Bacteria are among the most ancient and successful forms of life, and their ability to navigate their environment to where their lives are better has been central to that success. Swimming allows bacteria to seek out food, avoid danger, and colonize new environments. By and large, this motion is powered by the bacterial flagellar motor, a rotating molecular machine that works much like a tiny propeller. Because flagella are found in so many species, biologists have long suspected that the earliest bacteria were already capable of swimming.
In this study, HFSP researchers confirmed that suspicion by conducting one of the most comprehensive surveys of bacterial motility to date. They analyzed over 11,000 bacterial genomes, searching for each of the 54 genes that make up the flagellar pathway. This large-scale comparison showed that the last common ancestor of bacteria had flagellar machinery, meaning that the ability to swim has been part of bacterial life since its very beginning. The team also found that motility has been lost far more often than gained throughout evolutionary history, highlighting that swimming, while powerful, is not always essential for survival.
Beyond this broad evolutionary picture, the work led by Matthew Baker at the University of New South Wales, Australia, identifies the proteins most critical to motility.
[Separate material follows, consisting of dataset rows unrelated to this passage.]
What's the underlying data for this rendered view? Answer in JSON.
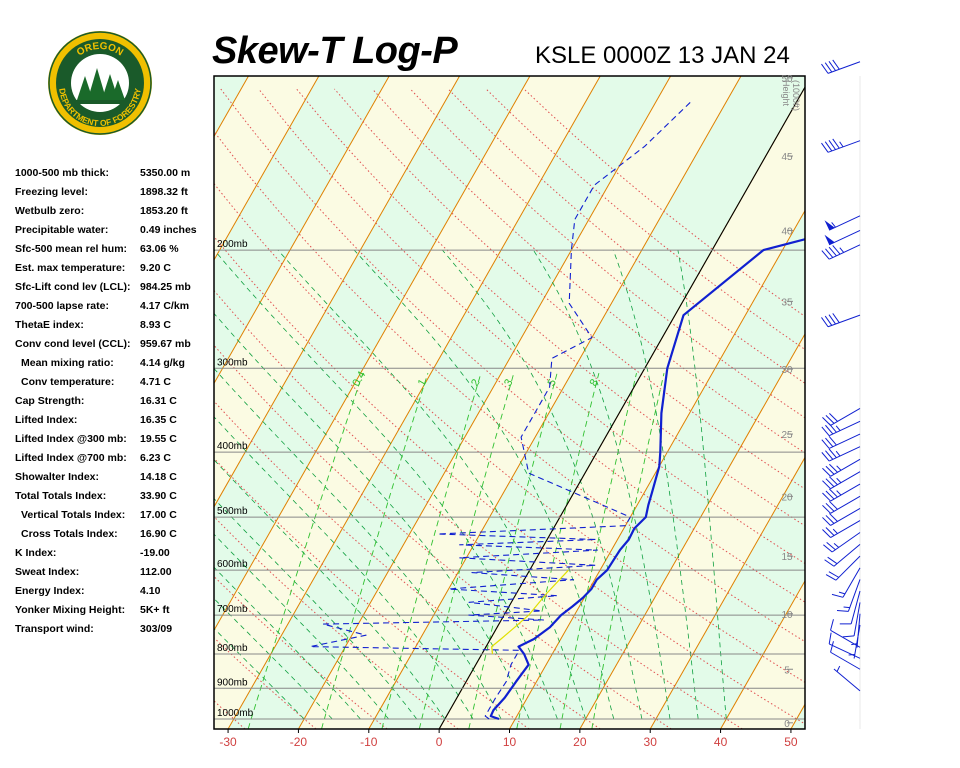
{
  "header": {
    "title": "Skew-T Log-P",
    "station": "KSLE 0000Z 13 JAN 24"
  },
  "logo": {
    "top_text": "OREGON",
    "bottom_text": "DEPARTMENT OF FORESTRY"
  },
  "indices": [
    {
      "label": "1000-500 mb thick:",
      "value": "5350.00 m",
      "indent": false
    },
    {
      "label": "Freezing level:",
      "value": "1898.32 ft",
      "indent": false
    },
    {
      "label": "Wetbulb zero:",
      "value": "1853.20 ft",
      "indent": false
    },
    {
      "label": "Precipitable water:",
      "value": "0.49 inches",
      "indent": false
    },
    {
      "label": "Sfc-500 mean rel hum:",
      "value": "63.06 %",
      "indent": false
    },
    {
      "label": "Est. max temperature:",
      "value": "9.20 C",
      "indent": false
    },
    {
      "label": "Sfc-Lift cond lev (LCL):",
      "value": "984.25 mb",
      "indent": false
    },
    {
      "label": "700-500 lapse rate:",
      "value": "4.17 C/km",
      "indent": false
    },
    {
      "label": "ThetaE index:",
      "value": "8.93 C",
      "indent": false
    },
    {
      "label": "Conv cond level (CCL):",
      "value": "959.67 mb",
      "indent": false
    },
    {
      "label": "Mean mixing ratio:",
      "value": "4.14 g/kg",
      "indent": true
    },
    {
      "label": "Conv temperature:",
      "value": "4.71 C",
      "indent": true
    },
    {
      "label": "Cap Strength:",
      "value": "16.31 C",
      "indent": false
    },
    {
      "label": "Lifted Index:",
      "value": "16.35 C",
      "indent": false
    },
    {
      "label": "Lifted Index @300 mb:",
      "value": "19.55 C",
      "indent": false
    },
    {
      "label": "Lifted Index @700 mb:",
      "value": "6.23 C",
      "indent": false
    },
    {
      "label": "Showalter Index:",
      "value": "14.18 C",
      "indent": false
    },
    {
      "label": "Total Totals Index:",
      "value": "33.90 C",
      "indent": false
    },
    {
      "label": "Vertical Totals Index:",
      "value": "17.00 C",
      "indent": true
    },
    {
      "label": "Cross Totals Index:",
      "value": "16.90 C",
      "indent": true
    },
    {
      "label": "K Index:",
      "value": "-19.00",
      "indent": false
    },
    {
      "label": "Sweat Index:",
      "value": "112.00",
      "indent": false
    },
    {
      "label": "Energy Index:",
      "value": "4.10",
      "indent": false
    },
    {
      "label": "Yonker Mixing Height:",
      "value": "5K+ ft",
      "indent": false
    },
    {
      "label": "Transport wind:",
      "value": "303/09",
      "indent": false
    }
  ],
  "chart_data": {
    "type": "line",
    "x_ticks": [
      -30,
      -20,
      -10,
      0,
      10,
      20,
      30,
      40,
      50
    ],
    "xlim": [
      -32,
      52
    ],
    "pressure_range_mb": [
      1035,
      110
    ],
    "pressure_labels": [
      {
        "p": 200,
        "label": "200mb"
      },
      {
        "p": 300,
        "label": "300mb"
      },
      {
        "p": 400,
        "label": "400mb"
      },
      {
        "p": 500,
        "label": "500mb"
      },
      {
        "p": 600,
        "label": "600mb"
      },
      {
        "p": 700,
        "label": "700mb"
      },
      {
        "p": 800,
        "label": "800mb"
      },
      {
        "p": 900,
        "label": "900mb"
      },
      {
        "p": 1000,
        "label": "1000mb"
      }
    ],
    "height_axis_title": [
      "Height",
      "(1000ft)"
    ],
    "height_ticks": [
      0,
      5,
      10,
      15,
      20,
      25,
      30,
      35,
      40,
      45,
      50
    ],
    "mixing_ratio_labels": [
      "0.4",
      "1",
      "2",
      "3",
      "5",
      "8"
    ],
    "grid": true,
    "colors": {
      "temperature": "#1020d0",
      "dewpoint": "#1020d0",
      "parcel": "#e0e000",
      "isotherm": "#e08000",
      "dry_adiabat": "#e05050",
      "moist_adiabat": "#10a040",
      "mixing_ratio": "#30c030",
      "isobar": "#888888",
      "band_warm": "#fbfbe3",
      "band_cool": "#e3fbe9",
      "wind_barb": "#1020d0",
      "axis_tick_text": "#d04040"
    },
    "series": [
      {
        "line": "temperature",
        "x": [
          7.7,
          6.3,
          6.2,
          6.8,
          7.1,
          7.5,
          6.0,
          4.6,
          6.2,
          7.5,
          8.1,
          9.0,
          9.8,
          10.3,
          10.3,
          11.0,
          11.1,
          11.2,
          11.6,
          11.5,
          12.2,
          11.6,
          11.1,
          10.0,
          9.0,
          6.0,
          3.2,
          1.2,
          7.3,
          21.5,
          26.0,
          27.0,
          28.0
        ],
        "y": [
          1000,
          990,
          970,
          930,
          880,
          830,
          800,
          780,
          760,
          730,
          700,
          680,
          660,
          640,
          620,
          600,
          580,
          560,
          540,
          520,
          500,
          480,
          460,
          420,
          400,
          350,
          300,
          250,
          200,
          180,
          160,
          140,
          120
        ]
      },
      {
        "line": "dewpoint",
        "x": [
          6.3,
          5.5,
          5.5,
          5.5,
          5.7,
          5.0,
          5.0,
          -25.0,
          -18.0,
          -25.0,
          6.0,
          -5.0,
          5.0,
          -6.0,
          6.0,
          -10.0,
          7.0,
          -8.0,
          9.0,
          -11.0,
          8.0,
          -12.0,
          7.0,
          -16.0,
          10.0,
          10.0,
          -8.0,
          -12.0,
          -12.0,
          -14.0,
          -10.0,
          -16.0,
          -20.0,
          -22.0,
          -22.0,
          -18.0,
          -15.0
        ],
        "y": [
          1000,
          990,
          970,
          930,
          880,
          830,
          790,
          780,
          750,
          722,
          712,
          700,
          690,
          670,
          655,
          640,
          620,
          605,
          590,
          575,
          560,
          550,
          540,
          530,
          515,
          500,
          430,
          380,
          320,
          290,
          270,
          240,
          200,
          180,
          160,
          140,
          120
        ]
      },
      {
        "line": "parcel",
        "x": [
          1.5,
          0.8,
          1.5,
          2.5,
          3.5,
          4.3,
          5.5
        ],
        "y": [
          800,
          780,
          760,
          730,
          700,
          650,
          600
        ]
      }
    ],
    "wind_barbs": [
      {
        "height_kft": 3,
        "dir": 310,
        "kt": 5
      },
      {
        "height_kft": 5,
        "dir": 300,
        "kt": 10
      },
      {
        "height_kft": 6,
        "dir": 295,
        "kt": 10
      },
      {
        "height_kft": 7,
        "dir": 300,
        "kt": 10
      },
      {
        "height_kft": 9,
        "dir": 190,
        "kt": 5
      },
      {
        "height_kft": 10,
        "dir": 185,
        "kt": 5
      },
      {
        "height_kft": 11,
        "dir": 190,
        "kt": 10
      },
      {
        "height_kft": 12,
        "dir": 195,
        "kt": 10
      },
      {
        "height_kft": 13,
        "dir": 200,
        "kt": 15
      },
      {
        "height_kft": 14,
        "dir": 210,
        "kt": 15
      },
      {
        "height_kft": 15,
        "dir": 225,
        "kt": 20
      },
      {
        "height_kft": 16,
        "dir": 230,
        "kt": 20
      },
      {
        "height_kft": 17,
        "dir": 235,
        "kt": 25
      },
      {
        "height_kft": 18,
        "dir": 240,
        "kt": 25
      },
      {
        "height_kft": 19,
        "dir": 240,
        "kt": 30
      },
      {
        "height_kft": 20,
        "dir": 240,
        "kt": 30
      },
      {
        "height_kft": 21,
        "dir": 240,
        "kt": 35
      },
      {
        "height_kft": 22,
        "dir": 240,
        "kt": 35
      },
      {
        "height_kft": 23,
        "dir": 240,
        "kt": 35
      },
      {
        "height_kft": 24,
        "dir": 245,
        "kt": 35
      },
      {
        "height_kft": 25,
        "dir": 245,
        "kt": 30
      },
      {
        "height_kft": 26,
        "dir": 245,
        "kt": 35
      },
      {
        "height_kft": 27,
        "dir": 240,
        "kt": 30
      },
      {
        "height_kft": 34,
        "dir": 250,
        "kt": 40
      },
      {
        "height_kft": 39,
        "dir": 245,
        "kt": 45
      },
      {
        "height_kft": 40,
        "dir": 245,
        "kt": 50
      },
      {
        "height_kft": 41,
        "dir": 245,
        "kt": 55
      },
      {
        "height_kft": 46,
        "dir": 250,
        "kt": 45
      },
      {
        "height_kft": 51,
        "dir": 250,
        "kt": 40
      }
    ]
  }
}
The study showed that the filament protein FliC, which forms the propeller itself, is the single most reliable predictor of whether a bacterium can swim. When species lose FliC, they invariably lose motility. Other parts of the machine, such as the rotor and hook, are also highly correlated with swimming, whereas more peripheral components are less conserved. Using these insights, scientists built a classifier that can predict with up to 95% accuracy whether a species is motile just from its genome. This provides a powerful new quick classification tool for microbiologists studying new types of bacteria in diverse environments.
This research project was supported by HFSP with a Research Grant that allows scientists from four countries - Australia, New Zealand, USA and UK - to collaborate and combine their expertise in trait analysis and microbial evolution with structural biology and phylogenetics.
Looking ahead, these findings open the door to practical applications: by predicting motility directly from genomes, researchers can better understand the ecological roles of microbes, how pathogens move through hosts, and even how motility might be engineered or disrupted in biotechnology and medicine.